The news gets worse. Detroit is not alone. Moody’s Investor Service estimates that U.S. states and localities have roughly $2 trillion in underfunded pension liabilities. There is a real concern as to which city, state or municipality will be the next Detroit. Will all these localities be able to meet their pension promises? If Detroit is any indication, the answer will be no. While it is more complicated to determine whether a state can reduce pension benefits due to underfunded liabilities in the same way Detroit has done – because states cannot file for Chapter 9 bankruptcy – it is clear that other cities and counties might follow suit.
A 4.5 percent reduction might not sound devastating. But when coupled with other potential retirement income changes – including giving up any inflation protection with cost-of-living adjustments – it could add up to a big problem for retirement security.

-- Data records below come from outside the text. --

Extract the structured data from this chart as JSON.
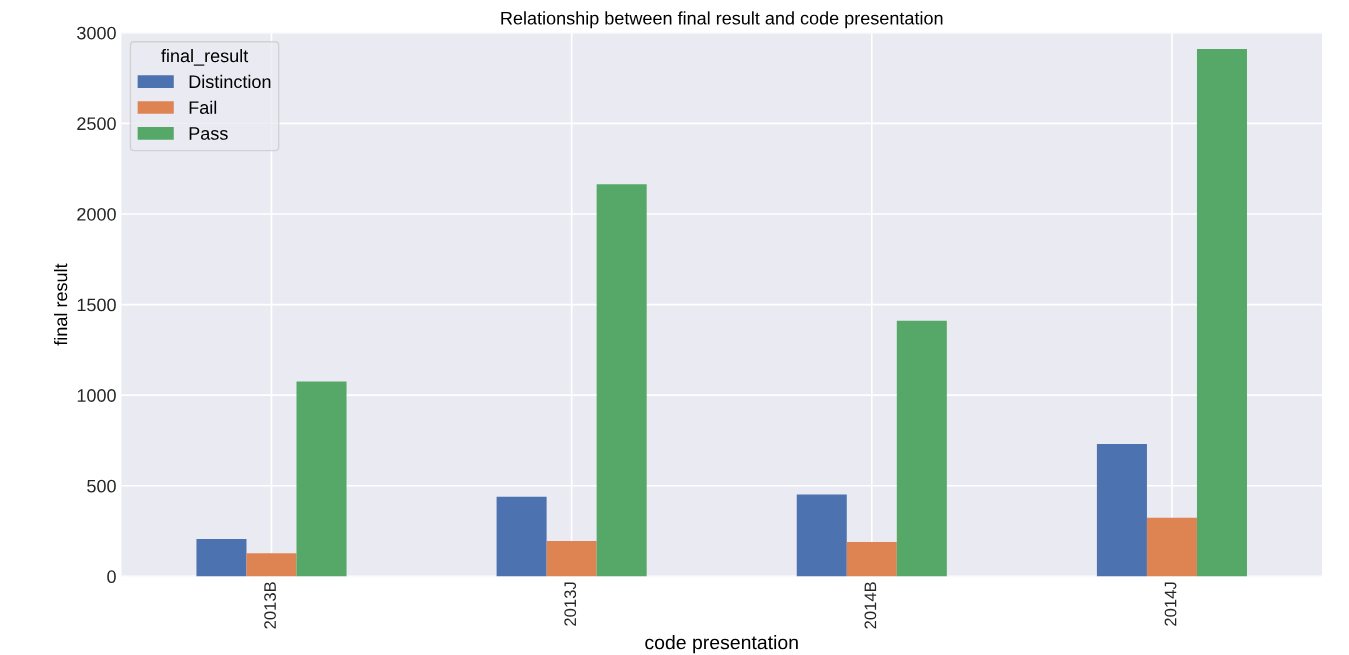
{
  "chart_data": {
    "type": "bar",
    "title": "Relationship between final result and code presentation",
    "xlabel": "code presentation",
    "ylabel": "final result",
    "legend_title": "final_result",
    "categories": [
      "2013B",
      "2013J",
      "2014B",
      "2014J"
    ],
    "series": [
      {
        "name": "Distinction",
        "color": "#4c72b0",
        "values": [
          206,
          440,
          452,
          731
        ]
      },
      {
        "name": "Fail",
        "color": "#dd8452",
        "values": [
          128,
          195,
          190,
          323
        ]
      },
      {
        "name": "Pass",
        "color": "#55a868",
        "values": [
          1076,
          2164,
          1411,
          2911
        ]
      }
    ],
    "ylim": [
      0,
      3000
    ],
    "yticks": [
      0,
      500,
      1000,
      1500,
      2000,
      2500,
      3000
    ],
    "grid": true,
    "legend": "top left"
  }
}
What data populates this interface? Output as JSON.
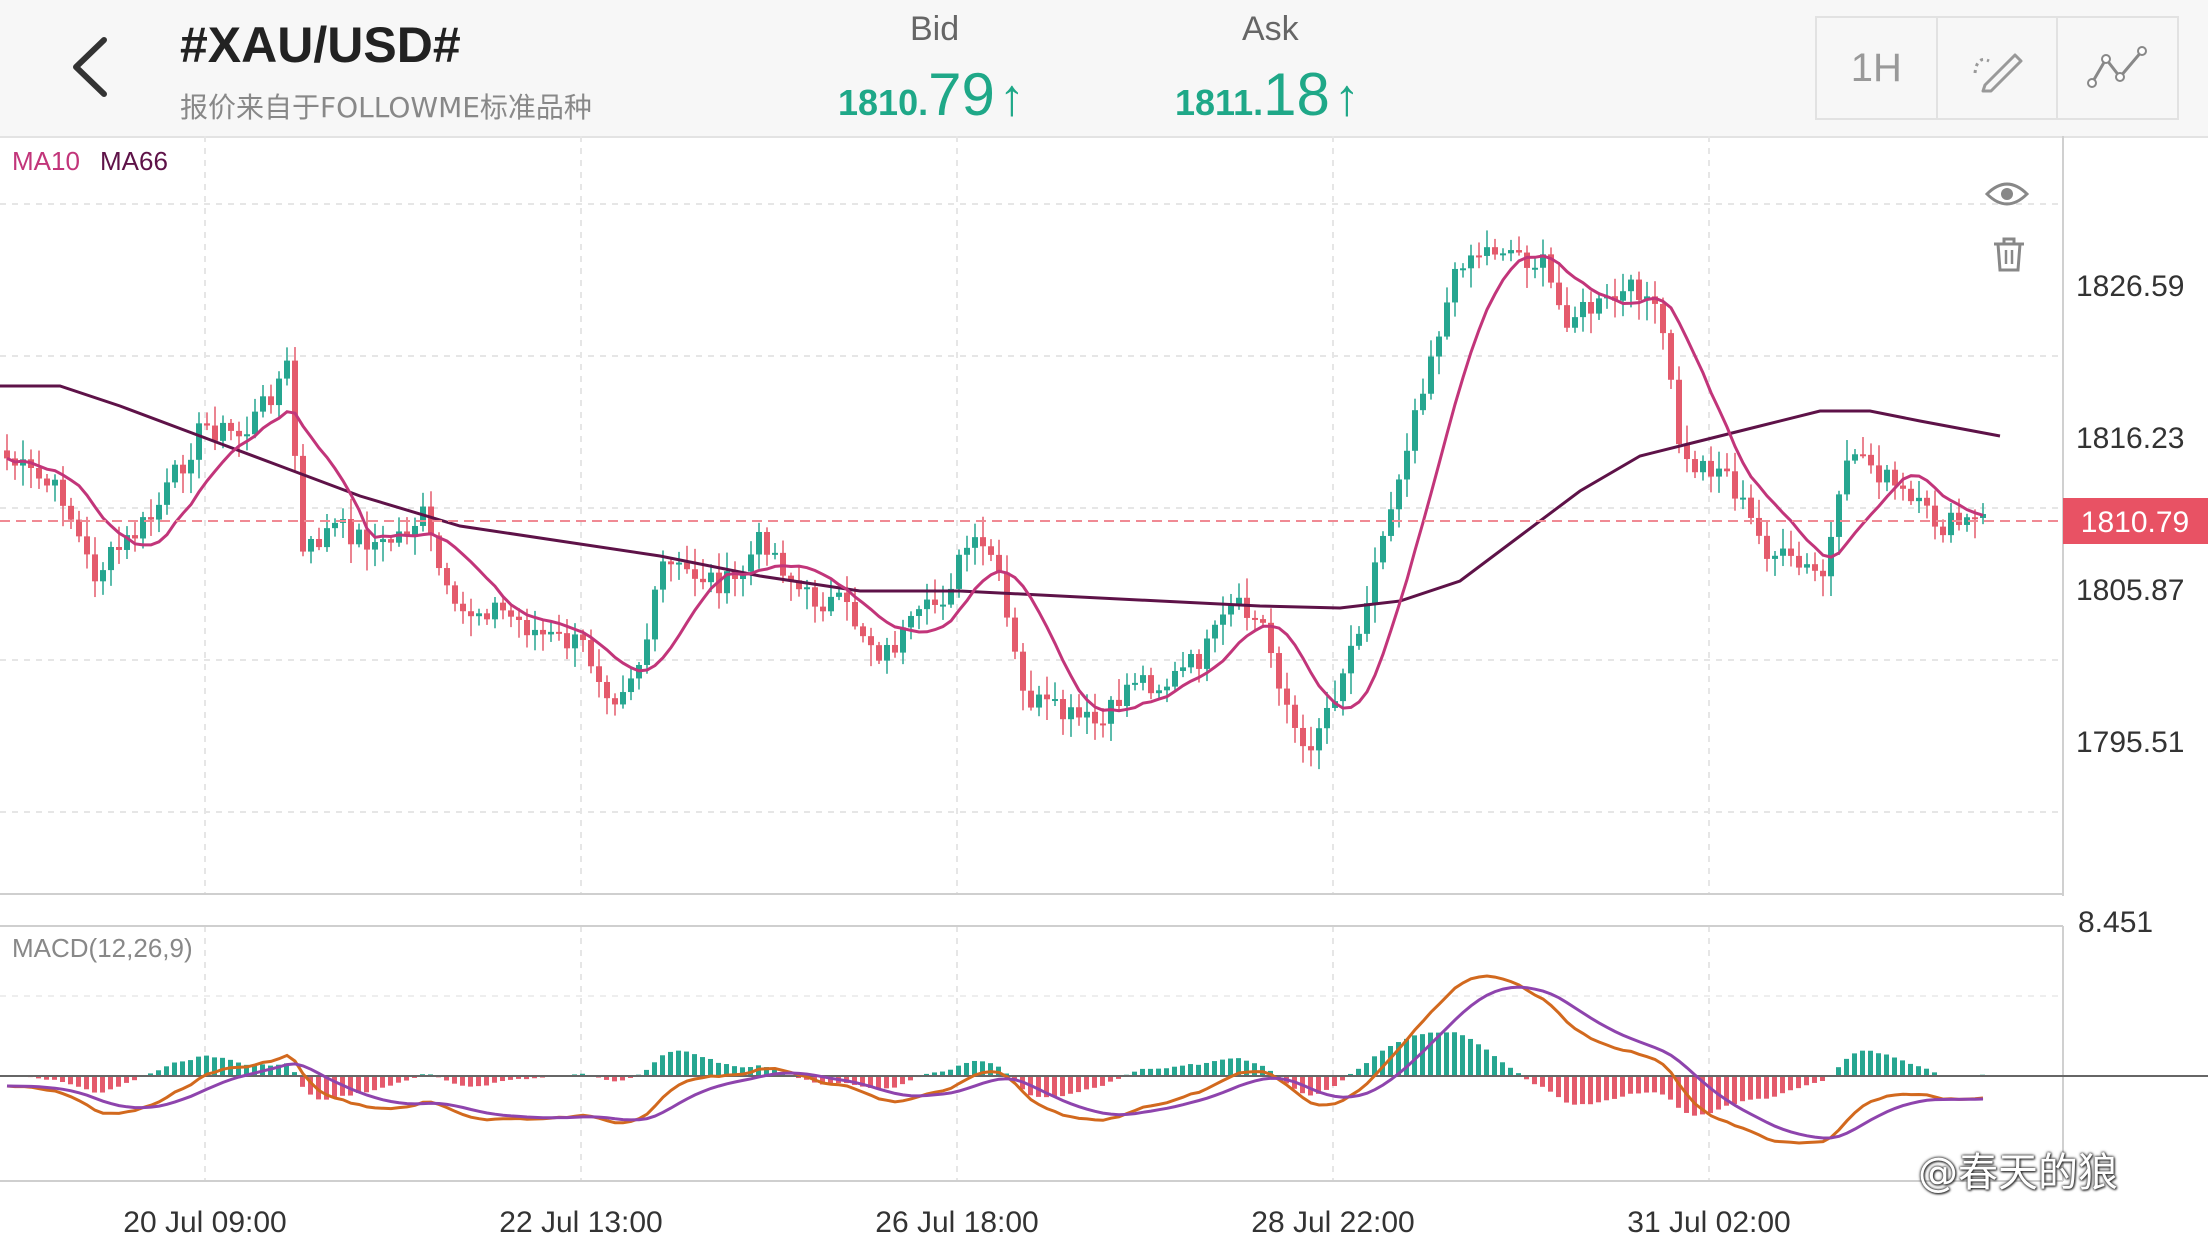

Social Security remains the most common form of retirement income, followed next by employer-provided benefits. There are legitimate concerns regarding the funding status of Social Security as well. It is not far-fetched to imagine Social Security benefits reduced in the not-too-distant future. Under the status quo, Social Security will be able to make full benefit payments only until 2033, at which time there would be enough income from taxes to pay just 76 percent of expected benefits. When you consider how much your clients, especially those nearing retirement, might be relying on Social Security to fund a portion of their retirement income, this is a situation that bears closely watching. Reductions to Social Security coupled with permanent reductions in an individual’s state or local government pension plan could devastate your client’s financial security.
There is no doubt that the security of any client’s pension plan is an important consideration when planning for retirement. If you have a client eligible for a state or municipal pension, make sure you understand the funding situation of the pension plan. This could heavily influence your decision to recommend annuitizing the benefit, leaving money in the plan or taking a lump-sum distribution. I’d like to tell you that the art and science of retirement income is easy. As an expert advisor, you know better. Incorporating all of this into a comprehensive plan can be incredibly difficult to do. You’ll want to continue furthering your own education to be as prepared as possible, with a good understanding of the pension system and the latest techniques for mitigating retirement plan risk. If a plan is severely underfunded, it might be best to recommend withdrawing the money at retirement to avoid a Detroit-like situation.
Detroit is not alone. When it comes to retirement income planning, make sure your clients aren’t either.